Protest against the military in front of Cair
Protest against the military in front of CairReuters

One person was killed in Cairo on Thursday, as student supporters of the Muslim Brotherhood clashed with residents of a district where they were protesting.

Egypt’s Interior Ministry said in a statement quoted by Reuters that the police fired teargas after the Al-Azhar University students clashed with residents in the Nasr City district of northeast Cairo.

"Clashes occurred between them and the residents, during which birdshot gunfire was exchanged," the statement said.

Al-Azhar University is considered the central university in the Muslim world for religious studies, and many students there are supporters of ousted Islamist President Mohammed Morsi. The Muslim Brotherhood has regularly organized pro-Morsi protests at the university.

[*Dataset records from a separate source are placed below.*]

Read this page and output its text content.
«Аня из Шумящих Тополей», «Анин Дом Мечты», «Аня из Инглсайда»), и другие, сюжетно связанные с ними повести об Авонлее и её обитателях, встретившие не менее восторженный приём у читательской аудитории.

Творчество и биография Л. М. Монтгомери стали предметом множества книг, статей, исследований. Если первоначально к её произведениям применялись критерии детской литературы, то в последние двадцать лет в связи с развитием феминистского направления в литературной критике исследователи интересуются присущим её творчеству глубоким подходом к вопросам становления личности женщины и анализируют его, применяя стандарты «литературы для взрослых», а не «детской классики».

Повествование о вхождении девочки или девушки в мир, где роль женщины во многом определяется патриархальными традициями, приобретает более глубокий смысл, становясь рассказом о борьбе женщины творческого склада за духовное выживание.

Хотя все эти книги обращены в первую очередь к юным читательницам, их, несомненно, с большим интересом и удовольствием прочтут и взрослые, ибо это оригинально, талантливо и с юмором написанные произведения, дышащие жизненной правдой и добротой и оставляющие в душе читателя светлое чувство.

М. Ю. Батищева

Thursday’s clashes came as Egyptian security forces launched a wide-ranging crackdown on the Muslim Brotherhood.

Al Arabiya reported that 18 Brotherhood members, including a former lawmaker, were arrested. The latest crackdown comes a day after the Muslim Brotherhood was declared a terrorist group by Egypt’s interim government.

Seven of the Muslim Brotherhood members were detained for a renewable two-week period in the city of Alexandria and 11 in the Nile Delta town of Zagazig, the report said.

They include the son of a deputy leader of the movement, the official MENA news agency reported.

Police also arrested 16 suspected Muslim Brotherhood members for passing out leaflets in support of the group and "inciting to violence," the agency reported.

The designation of the Brotherhood as a terrorist group came a day after a massive suicide car bombing in the Nile Delta city of Mansoura killed 16 people and wounded more than 100.

Tuesday's attack was claimed by Ansar Bayt al-Maqdis, a Sinai-based Al Qaeda-inspired group which has claimed various attacks in and outside the Sinai peninsula, including the unsuccessful September 5 car bomb against interior minister Mohamed Ibrahim in Cairo.

Nevertheless, Egypt’s government has said that there is a link between the Muslim Brotherhood and the ongoing terrorism in the country.

The Brotherhood has denied any connection to terrorism in Egypt, saying the Mansoura attack was “a direct attack on the unity of the Egyptian people” and adding it “demands an inquiry forthwith so that the perpetrators of this crime may be  brought to justice".